If you want community, you make it bright. If you want to focus on individual worship, you make it dim.
That is one way to slice it; there are other factors; but with bright lighting there is good cheer and you can see other people's faces. Dimmer lighting creates pensiveness, inward thought, and less awareness of the person beside you.
Both of these environments have their value and beauty.
Greg, good points there. We tend to use intelligent lights etc for the praise part, have a younger congregation so it goes well with the exuberance of praise. Worship tends to be lights up though not bright, creating a warm effect. Worship leaders, band and choir are usually bright, to make them visible.

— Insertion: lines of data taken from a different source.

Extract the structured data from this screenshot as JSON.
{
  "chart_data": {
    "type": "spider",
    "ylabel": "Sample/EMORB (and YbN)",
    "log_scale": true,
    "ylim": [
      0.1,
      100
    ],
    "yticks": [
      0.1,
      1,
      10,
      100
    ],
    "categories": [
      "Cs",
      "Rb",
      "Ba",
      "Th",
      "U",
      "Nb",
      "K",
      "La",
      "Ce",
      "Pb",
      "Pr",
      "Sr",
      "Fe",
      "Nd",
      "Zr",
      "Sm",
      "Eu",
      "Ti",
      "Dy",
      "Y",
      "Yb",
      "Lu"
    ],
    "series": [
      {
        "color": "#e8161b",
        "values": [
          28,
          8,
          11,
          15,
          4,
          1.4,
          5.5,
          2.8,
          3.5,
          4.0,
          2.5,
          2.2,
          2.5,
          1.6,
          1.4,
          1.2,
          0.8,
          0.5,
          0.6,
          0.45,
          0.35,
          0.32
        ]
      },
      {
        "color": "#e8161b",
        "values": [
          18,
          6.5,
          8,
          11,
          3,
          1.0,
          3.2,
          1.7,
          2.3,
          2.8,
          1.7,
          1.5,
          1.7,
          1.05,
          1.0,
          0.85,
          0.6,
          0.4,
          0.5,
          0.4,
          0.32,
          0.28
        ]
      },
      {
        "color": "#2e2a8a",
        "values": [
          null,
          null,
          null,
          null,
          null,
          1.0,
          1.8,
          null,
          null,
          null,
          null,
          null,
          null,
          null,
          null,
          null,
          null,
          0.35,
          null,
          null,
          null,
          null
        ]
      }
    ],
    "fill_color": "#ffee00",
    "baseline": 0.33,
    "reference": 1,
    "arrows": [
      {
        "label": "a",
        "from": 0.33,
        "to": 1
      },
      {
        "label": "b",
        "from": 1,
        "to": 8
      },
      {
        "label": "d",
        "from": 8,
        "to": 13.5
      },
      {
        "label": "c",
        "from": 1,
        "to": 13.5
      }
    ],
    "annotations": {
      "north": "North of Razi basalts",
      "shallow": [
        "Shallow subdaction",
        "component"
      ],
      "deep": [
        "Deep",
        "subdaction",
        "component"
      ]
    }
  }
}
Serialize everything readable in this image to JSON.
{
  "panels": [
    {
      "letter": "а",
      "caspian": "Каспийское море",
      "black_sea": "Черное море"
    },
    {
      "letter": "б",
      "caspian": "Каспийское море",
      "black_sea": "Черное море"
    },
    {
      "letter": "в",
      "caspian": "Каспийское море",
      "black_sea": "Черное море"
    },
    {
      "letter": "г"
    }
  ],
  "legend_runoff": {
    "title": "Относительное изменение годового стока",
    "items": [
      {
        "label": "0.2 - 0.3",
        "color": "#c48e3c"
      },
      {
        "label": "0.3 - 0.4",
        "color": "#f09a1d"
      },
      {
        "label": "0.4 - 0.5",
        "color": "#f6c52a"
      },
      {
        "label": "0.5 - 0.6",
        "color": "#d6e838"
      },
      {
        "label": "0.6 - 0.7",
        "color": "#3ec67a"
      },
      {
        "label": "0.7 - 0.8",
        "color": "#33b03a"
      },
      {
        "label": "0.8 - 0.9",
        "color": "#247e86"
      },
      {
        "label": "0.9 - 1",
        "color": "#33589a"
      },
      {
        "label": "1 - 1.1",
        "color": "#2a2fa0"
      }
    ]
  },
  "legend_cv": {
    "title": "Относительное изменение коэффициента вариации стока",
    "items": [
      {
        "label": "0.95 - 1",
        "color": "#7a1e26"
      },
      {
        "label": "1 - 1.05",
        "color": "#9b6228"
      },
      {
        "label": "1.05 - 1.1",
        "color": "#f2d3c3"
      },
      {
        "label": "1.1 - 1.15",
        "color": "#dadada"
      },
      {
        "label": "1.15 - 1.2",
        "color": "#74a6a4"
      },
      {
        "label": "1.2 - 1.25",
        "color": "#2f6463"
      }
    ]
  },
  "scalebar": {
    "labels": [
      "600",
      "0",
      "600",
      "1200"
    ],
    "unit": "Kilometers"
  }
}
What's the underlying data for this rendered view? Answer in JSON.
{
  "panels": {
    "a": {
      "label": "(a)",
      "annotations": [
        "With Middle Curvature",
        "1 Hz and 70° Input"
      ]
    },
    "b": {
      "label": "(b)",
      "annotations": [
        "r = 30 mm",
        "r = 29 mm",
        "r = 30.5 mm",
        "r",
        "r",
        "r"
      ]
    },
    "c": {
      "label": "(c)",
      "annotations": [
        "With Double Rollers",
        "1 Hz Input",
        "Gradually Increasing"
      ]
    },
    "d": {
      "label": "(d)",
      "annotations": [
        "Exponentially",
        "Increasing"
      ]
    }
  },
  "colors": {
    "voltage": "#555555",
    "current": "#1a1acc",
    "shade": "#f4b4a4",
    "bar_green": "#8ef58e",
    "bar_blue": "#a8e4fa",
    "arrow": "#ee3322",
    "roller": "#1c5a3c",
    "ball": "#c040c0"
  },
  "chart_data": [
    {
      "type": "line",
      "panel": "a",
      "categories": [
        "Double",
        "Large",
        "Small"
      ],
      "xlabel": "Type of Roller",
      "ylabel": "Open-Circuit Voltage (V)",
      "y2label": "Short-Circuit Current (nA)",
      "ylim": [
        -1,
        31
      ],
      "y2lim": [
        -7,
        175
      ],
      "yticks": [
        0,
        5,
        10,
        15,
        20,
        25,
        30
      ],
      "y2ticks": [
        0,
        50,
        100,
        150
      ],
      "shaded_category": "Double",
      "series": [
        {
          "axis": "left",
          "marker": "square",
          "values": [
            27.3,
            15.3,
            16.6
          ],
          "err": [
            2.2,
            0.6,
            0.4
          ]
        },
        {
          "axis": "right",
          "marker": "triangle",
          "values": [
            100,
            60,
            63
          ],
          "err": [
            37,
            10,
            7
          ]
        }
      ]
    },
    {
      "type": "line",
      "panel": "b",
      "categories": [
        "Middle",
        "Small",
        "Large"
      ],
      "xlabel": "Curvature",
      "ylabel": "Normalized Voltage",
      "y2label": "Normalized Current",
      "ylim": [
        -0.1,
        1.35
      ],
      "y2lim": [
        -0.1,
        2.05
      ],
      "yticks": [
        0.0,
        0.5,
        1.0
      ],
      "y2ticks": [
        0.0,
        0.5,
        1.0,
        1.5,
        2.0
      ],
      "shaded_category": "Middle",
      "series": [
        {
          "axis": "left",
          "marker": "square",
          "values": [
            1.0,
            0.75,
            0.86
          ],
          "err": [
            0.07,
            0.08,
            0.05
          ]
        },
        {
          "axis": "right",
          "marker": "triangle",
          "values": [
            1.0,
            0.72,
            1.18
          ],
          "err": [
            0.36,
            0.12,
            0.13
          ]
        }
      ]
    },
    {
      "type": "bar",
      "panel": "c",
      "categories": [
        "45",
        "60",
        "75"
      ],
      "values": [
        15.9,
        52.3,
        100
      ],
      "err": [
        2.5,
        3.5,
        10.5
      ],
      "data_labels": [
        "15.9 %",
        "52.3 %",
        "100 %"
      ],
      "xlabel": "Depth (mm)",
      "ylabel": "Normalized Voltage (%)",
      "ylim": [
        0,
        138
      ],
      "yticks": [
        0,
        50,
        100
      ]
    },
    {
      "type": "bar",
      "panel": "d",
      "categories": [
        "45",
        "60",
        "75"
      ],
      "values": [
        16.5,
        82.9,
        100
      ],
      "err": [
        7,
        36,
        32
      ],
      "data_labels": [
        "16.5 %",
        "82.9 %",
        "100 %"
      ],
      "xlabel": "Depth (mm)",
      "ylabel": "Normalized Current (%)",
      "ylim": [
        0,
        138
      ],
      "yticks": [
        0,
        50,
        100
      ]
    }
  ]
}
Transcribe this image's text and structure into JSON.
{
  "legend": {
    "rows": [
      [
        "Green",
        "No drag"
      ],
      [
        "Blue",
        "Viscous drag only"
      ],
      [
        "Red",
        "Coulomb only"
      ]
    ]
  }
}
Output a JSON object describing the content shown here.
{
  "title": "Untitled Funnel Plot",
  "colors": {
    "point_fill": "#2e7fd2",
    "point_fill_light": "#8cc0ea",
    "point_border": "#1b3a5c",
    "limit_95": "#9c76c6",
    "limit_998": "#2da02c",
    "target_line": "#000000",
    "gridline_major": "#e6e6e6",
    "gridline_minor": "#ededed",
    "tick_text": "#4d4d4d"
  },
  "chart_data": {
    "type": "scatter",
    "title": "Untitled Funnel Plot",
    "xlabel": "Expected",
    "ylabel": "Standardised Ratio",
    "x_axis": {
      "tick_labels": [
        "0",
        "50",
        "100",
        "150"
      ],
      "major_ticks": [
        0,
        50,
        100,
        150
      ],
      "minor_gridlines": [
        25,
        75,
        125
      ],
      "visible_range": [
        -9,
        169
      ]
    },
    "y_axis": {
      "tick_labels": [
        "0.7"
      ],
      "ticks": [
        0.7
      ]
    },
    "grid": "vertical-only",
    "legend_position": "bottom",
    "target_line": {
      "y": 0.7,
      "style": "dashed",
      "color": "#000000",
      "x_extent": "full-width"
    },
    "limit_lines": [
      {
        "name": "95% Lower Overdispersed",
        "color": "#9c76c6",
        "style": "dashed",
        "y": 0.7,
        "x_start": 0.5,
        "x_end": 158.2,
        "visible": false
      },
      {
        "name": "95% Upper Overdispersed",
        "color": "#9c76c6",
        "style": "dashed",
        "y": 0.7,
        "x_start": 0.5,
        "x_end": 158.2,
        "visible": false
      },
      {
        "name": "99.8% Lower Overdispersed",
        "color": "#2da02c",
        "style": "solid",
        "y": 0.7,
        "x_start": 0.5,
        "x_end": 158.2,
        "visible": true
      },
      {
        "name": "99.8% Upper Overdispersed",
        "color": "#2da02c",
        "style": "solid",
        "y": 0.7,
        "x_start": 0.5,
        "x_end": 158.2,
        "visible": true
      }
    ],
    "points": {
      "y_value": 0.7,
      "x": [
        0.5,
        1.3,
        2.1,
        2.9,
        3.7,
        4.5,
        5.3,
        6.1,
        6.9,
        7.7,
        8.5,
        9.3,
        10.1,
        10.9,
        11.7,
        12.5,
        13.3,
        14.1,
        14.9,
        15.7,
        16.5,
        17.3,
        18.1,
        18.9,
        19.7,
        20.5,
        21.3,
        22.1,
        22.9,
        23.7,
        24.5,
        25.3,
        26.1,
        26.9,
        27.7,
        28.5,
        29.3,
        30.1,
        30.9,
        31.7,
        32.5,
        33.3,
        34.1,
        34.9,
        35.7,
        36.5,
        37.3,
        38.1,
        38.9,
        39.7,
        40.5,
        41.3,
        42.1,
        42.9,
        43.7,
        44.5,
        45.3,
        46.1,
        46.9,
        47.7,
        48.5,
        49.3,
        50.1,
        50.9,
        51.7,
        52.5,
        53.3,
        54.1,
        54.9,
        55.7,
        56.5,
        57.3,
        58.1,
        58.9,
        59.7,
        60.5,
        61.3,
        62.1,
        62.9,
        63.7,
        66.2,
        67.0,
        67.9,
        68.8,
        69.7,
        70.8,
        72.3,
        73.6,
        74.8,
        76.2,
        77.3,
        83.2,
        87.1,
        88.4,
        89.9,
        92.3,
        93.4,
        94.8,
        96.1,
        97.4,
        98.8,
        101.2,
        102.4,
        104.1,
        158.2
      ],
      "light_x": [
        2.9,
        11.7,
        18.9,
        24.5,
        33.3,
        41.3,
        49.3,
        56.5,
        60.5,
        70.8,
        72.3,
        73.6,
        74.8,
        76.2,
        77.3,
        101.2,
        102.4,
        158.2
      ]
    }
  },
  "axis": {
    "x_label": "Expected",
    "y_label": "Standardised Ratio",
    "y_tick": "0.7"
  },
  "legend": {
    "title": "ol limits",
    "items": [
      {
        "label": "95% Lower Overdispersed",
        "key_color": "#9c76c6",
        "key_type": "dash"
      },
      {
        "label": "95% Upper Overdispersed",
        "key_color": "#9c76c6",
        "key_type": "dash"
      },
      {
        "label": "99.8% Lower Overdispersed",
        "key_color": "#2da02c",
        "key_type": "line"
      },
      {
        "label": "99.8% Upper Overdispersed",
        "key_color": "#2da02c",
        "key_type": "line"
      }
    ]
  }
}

The auditorium is light enough to be able to see right across, it is a big place. (seats 2200 not including Balcony) During praise not as bright as worship to give the intelligent lights effect. Worship I would say normal light, but as it is an enclosed auditorium the light is controlled to a warm white. Bearing in mind that the stage is bright and there are two overhead screens for the words of songs. Definitely not gloomy.
It appears we have Senior Pastors who allow us to adjust lights at all! Years ago, I had a friend make panels to block light from the Gothic windows for drama productions; but the rest of the time the rule was, lights up (the Pastor distinguished Jesus drama from worship. I'm no longer music guy there, but when I drive by the church I often see the windows panelled in various spots -- they still use those, but now to get the lighting just right.
We are blessed to have senior pastors who are into theatrical productions etc. They understand the role that light, sound and temperature plays in the holistic picture of praise and worship. Try the boil the frog system. Instead of going straight to dim, transition for a period of time with some warm lighting that can still look bright but give a yellow to orange glow. i.e. not your typical brilliant white or blue daylight that fluorescents give. Might need changing of light bulbs or if you use spots some filters on them.
I agree good point Gregg
I'm currently working on some new lighting fixtures for our stage, I will share pictures of the process and the finished product.